Burger King has sparked criticism for running an ad campaign that hijacked a fan messaging bot on Twitch and turned it into a cheap ad platform to reach gamers.
A bot on Twitch reads out messages from fans during a stream. In exchange for a small donation, fans can ask their favourite streamers questions or comment on how they're playing.
Burger King, though, has been using it to advertise its latest offers, getting exposure that would have cost thousands of pounds for as little as £2.50.
New York ad agency Ogilvy sent donations of $5 or less to streamers that use a text-to-speech bot to deliver viewer messages.
While this setup is usually used by gamers who want to deliver a personal message for a small fee, the agency used it to promote various Burger King offers, with the slogans automatically read out over the livestream.
The agency compiled a video of various streamer reactions and shared via Twitter.
Each streamer displays confusion or frustration, with one stating: "Listen, are you gonna sponsor me or not?" The streamers do later thank Burger King for the $5 donations.
Title: The King of Stream
Client: Burger King
Burger King turned Twitch's donation feature into a marketing campaign.
— Ogilvy (@Ogilvy) August 18, 2020
However, many big name streamers were unhappy with the stunt, accusing the fast food chain of being "scummy" and exploitative.

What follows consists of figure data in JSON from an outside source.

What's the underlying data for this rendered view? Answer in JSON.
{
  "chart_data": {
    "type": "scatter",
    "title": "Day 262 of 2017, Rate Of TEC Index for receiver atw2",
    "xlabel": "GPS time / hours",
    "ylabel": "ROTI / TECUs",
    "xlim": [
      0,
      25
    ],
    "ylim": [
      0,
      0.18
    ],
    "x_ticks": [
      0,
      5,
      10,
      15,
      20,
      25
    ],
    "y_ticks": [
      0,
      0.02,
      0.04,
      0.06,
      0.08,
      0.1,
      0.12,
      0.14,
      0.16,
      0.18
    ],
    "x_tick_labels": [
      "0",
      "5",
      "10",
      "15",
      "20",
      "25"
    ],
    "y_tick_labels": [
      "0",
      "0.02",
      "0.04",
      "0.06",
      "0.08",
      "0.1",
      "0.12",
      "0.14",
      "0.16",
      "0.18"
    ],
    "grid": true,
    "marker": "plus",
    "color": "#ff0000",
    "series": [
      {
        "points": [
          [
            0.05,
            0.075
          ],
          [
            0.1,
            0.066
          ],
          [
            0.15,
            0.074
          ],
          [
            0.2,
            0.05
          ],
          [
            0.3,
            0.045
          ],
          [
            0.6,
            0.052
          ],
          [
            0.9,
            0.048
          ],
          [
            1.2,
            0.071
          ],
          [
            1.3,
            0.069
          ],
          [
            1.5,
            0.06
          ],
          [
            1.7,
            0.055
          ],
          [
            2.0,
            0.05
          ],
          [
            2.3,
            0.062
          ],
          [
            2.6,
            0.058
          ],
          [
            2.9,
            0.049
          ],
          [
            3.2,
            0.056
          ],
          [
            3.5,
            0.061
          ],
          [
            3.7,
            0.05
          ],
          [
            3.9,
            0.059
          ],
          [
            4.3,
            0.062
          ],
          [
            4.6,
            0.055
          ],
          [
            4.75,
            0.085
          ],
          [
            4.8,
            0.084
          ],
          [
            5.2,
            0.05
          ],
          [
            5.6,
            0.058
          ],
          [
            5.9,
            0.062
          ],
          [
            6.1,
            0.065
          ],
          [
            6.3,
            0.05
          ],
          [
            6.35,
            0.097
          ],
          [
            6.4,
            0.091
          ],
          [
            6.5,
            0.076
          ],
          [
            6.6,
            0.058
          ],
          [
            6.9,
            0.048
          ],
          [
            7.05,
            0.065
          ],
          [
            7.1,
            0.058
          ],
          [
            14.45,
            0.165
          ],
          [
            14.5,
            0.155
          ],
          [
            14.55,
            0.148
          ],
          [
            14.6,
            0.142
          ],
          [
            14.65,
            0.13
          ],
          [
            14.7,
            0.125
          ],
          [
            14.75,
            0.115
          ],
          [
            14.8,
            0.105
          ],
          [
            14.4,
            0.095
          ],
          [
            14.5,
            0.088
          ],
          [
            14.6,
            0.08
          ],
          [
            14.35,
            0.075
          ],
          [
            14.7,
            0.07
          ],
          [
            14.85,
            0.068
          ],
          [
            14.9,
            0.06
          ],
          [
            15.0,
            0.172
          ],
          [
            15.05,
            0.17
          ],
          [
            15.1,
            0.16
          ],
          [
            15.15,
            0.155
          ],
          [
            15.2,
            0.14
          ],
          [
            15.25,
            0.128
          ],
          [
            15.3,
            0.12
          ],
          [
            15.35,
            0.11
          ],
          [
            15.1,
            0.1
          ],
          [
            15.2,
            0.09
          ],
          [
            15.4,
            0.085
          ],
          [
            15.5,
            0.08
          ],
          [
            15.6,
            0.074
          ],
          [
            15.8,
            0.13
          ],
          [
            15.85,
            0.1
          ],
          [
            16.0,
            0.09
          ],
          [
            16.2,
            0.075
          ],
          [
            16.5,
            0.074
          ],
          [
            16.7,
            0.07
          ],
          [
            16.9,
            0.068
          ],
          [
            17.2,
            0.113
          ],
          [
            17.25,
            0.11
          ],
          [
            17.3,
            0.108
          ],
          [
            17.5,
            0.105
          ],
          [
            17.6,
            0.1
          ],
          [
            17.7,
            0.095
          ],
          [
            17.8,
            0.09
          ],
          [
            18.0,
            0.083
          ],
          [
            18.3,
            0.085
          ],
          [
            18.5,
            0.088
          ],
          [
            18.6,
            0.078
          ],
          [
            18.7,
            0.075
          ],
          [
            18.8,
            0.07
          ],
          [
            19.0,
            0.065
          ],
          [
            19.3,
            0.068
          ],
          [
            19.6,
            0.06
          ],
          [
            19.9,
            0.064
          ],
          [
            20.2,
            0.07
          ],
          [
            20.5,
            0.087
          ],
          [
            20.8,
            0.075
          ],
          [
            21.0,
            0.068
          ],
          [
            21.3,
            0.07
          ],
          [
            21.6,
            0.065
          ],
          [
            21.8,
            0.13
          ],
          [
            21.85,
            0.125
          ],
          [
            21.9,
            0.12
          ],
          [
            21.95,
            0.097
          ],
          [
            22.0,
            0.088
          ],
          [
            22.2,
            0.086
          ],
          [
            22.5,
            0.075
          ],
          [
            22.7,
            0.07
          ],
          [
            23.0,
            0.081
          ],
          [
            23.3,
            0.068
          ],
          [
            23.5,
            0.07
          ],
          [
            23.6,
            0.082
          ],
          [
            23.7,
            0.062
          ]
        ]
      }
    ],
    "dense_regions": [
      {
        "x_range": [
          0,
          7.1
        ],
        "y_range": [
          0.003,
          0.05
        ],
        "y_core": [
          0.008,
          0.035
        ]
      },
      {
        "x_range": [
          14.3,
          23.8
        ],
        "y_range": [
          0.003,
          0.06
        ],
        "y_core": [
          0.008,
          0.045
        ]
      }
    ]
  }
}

I really despise when companies take advantage of my live content in order to push their ads without clearing it with me first or offering what I should be paid for the marketing, which is more than $5 I'm pretty sure.
I encourage other companies not to be like this one.
— Anne Munition (@AnneMunition) August 19, 2020
This is exceptionally low class.
Taking advantage of a system meant to support these streamers, utilizing it for big-name companies that could easily afford to do it properly and then bragging about it?
Predatory marketing. Cool.
— Cohh Carnage (@CohhCarnage) August 19, 2020
This is really bad though? Instead of reaching out to a streamer to work with the brand, an ad is just SLAPPED on the stream without seeing if they even want to work with the brand. Isn’t it a pretty standard rule for no self advertising? 🤣 what the heck man.